Single by Licence IV
- B-side: "Instrumental"
- Released: March 1987
- Recorded: France, 1986
- Genre: Pop
- Length: 3:27
- Label: Charles Talar
- Songwriter(s): Olivier Guillot Jean-Jacques Lafon Francis Vacher
- Producer(s): Alain Mouyseet

= Viens boire un p'tit coup à la maison =

"Viens boire un p'tit coup à la maison" (Come home for a little drink) is a 1987 song recorded by the French band Licence IV. Released as a single in March 1987, the song achieved a huge success in France, becoming one of the best-selling singles of the 1980s in France. The band did not release another song, nor any album.

==Music and lyrics==
This drinking song was composed by Jean-Jacques Lafon under the pseudonym of J.Falon. This French singer has had a smash hit in 1986 with "Le Géant de papier". Very popular, the song deals with the tasting of the wine and the sausage, in company with some friends, in a festive atmosphere. Licence IV was a male duet composed of Olivier Guillot and Francis Vacher, who were respectively the secretary and the artistic director of Patrick Sébastien. Gillou - Pierre Perret's accordionist -, who is mentioned in the lyrics, also participated in the composition of the song.

==Chart performance==
In France, "Viens boire un p'tit coup à la maison" debuted at number 27 on 10 October 1987, reached the top ten two weeks later and became number one in its sixth week, staying atop for consecutive 13 weeks, which was at the time the record of the most weeks at the top for a single (this record was also carried out the previous year by the band Images with their hit "Les Démons de minuit").
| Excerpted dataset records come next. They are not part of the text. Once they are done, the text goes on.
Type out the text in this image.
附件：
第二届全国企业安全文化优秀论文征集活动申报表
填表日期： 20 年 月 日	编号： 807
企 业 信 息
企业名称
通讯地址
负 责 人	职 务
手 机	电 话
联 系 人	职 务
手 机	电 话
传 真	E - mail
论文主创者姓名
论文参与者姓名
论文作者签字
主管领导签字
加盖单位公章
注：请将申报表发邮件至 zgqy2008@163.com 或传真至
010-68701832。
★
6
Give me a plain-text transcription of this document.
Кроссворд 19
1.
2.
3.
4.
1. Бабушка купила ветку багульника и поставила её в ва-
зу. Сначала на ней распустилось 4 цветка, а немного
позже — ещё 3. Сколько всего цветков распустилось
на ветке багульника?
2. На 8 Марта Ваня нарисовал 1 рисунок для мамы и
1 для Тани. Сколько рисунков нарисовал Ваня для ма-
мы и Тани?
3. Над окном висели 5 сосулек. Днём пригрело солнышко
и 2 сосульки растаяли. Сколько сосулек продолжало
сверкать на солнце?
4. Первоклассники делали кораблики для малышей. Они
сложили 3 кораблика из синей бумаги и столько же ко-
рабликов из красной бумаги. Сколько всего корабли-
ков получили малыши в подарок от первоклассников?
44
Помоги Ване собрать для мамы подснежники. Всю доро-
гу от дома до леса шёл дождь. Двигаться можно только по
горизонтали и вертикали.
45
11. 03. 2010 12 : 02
The single totaled 23 weeks in the top ten and 32 weeks in the top 50, and was certified Platinum disc by the Syndicat National de l'Édition Phonographique. On the combined Music & Medias Pan-European Hot 100 Singles, the song debuted at number 76 on 28 March 1987, reached a peak of number 34 in its 11th week, and fell off the chart after a 28 weeks of presence.

==Cover versions==
A parody named Viens fumer un p'tit joint à la maison was released in 2003 by Bruno Blum. The song was covered by Les Enfoirés on their album 2011: Dans l'œil des Enfoirés, and included in the medley "Troisième Sexe". The song was performed by Lorie, Alizée, Claire Keim, Nolwenn Leroy, Amel Bent, Mimie Mathy, Jenifer Bartoli, Tina Arena, Patricia Kaas, Pascal Obispo, Jean-Louis Aubert, Grégoire, Kad Merad, Patrick Bruel, MC Solaar, Christophe Maé, Jean-Jacques Goldman and Sébastien Loeb.

==Track listings==
- 7" single
1. "Viens boire un p'tit coup à la maison" — 3:27
2. "Viens boire un p'tit coup à la maison" (instrumental) — 4:12

==Charts==

===Weekly charts===

Weekly chart performance for "Viens boire un p'tit coup à la maison"
| Chart (1987) | Peak position |
|---|---|
| Europe (European Hot 100) | 34 |
| France (SNEP) | 1 |

===Year-end charts===

1987 year-end chart performance for "Viens boire un p'tit coup à la maison"
| Chart (1987) | Position |
|---|---|
| Europe (European Hot 100) | 35 |
| France (SNEP) | 1 |

===Certifications===

Certifications for "Viens boire un p'tit coup à la maison"
| Region | Certification | Certified units/sales |
| France (SNEP) | Platinum | 1,000,000^{*} |
^{*} Sales figures based on certification alone.